Mehr als sechs Jahre nach Aufdeckung des Dieselskandals hat die Deutsche Umwelthilfe DUH aktuell Wohnmobile und Autos mit bis zu 16-facher Überschreitung des Stickoxid-Grenzwerts im Realbetrieb gemessen. Geschädigte Verbraucher im Dieselabgasskandal bei Reise- und Wohnmobilen sollten daher weiter den Klageweg beschreiten.

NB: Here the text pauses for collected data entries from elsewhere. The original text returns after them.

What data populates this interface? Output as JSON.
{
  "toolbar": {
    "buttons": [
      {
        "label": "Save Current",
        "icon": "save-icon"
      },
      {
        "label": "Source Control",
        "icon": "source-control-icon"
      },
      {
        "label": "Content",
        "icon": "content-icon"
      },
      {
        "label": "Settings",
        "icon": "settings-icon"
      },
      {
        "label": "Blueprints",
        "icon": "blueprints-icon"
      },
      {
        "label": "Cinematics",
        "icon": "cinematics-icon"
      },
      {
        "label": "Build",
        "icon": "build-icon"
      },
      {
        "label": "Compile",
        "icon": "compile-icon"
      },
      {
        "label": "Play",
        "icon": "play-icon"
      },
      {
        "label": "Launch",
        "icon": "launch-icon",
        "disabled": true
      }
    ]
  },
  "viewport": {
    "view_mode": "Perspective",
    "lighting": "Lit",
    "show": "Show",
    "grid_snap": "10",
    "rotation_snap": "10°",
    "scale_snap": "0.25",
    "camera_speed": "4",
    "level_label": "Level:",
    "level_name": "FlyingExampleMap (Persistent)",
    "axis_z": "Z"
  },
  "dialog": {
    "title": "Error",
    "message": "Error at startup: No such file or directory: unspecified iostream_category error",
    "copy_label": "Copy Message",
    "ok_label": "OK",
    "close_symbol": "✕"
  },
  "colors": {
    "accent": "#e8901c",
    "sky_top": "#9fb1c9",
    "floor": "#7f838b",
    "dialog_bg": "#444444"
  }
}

Die Deutsche Umwelthilfe DUH hat sich immer wieder als Stachel im Fleisch der deutschen Automobilindustrie erwiesen. Jetzt zeigen weitere Abgasmessungen des Vereins, dass noch immer Millionen Autos der Volkswagen AG den Stickoxid-Grenzwert auf der Straße überschreiten – und dass ein im Juli 2019 zugelassenes Euro 6-Wohnmobil auf Basis des Fiat Ducato mit 16-facher Überschreitung des Grenzwerts für gesundheitsschädliches Stickoxid auffällt. Für den Carthago Chic E-Line I 64 XL QB (Fiat Ducato Chassis) gilt ein Grenzwert von 125 mg/km, real gemessen hat die DUH allerdings 1.996 mg NOx/km. „Für mich ist es absolut unverständlich, wie solch ein Fahrzeug eine Zulassung erhalten kann. Selbst Diesel-Fahrzeuge der Abgasnorm Euro 1, die vor 30 Jahren zugelassen wurden, durften nur die Hälfte der hier gemessenen Stickoxidemissionen emittieren“, sagt Axel Friedrich, internationaler Verkehrsexperte.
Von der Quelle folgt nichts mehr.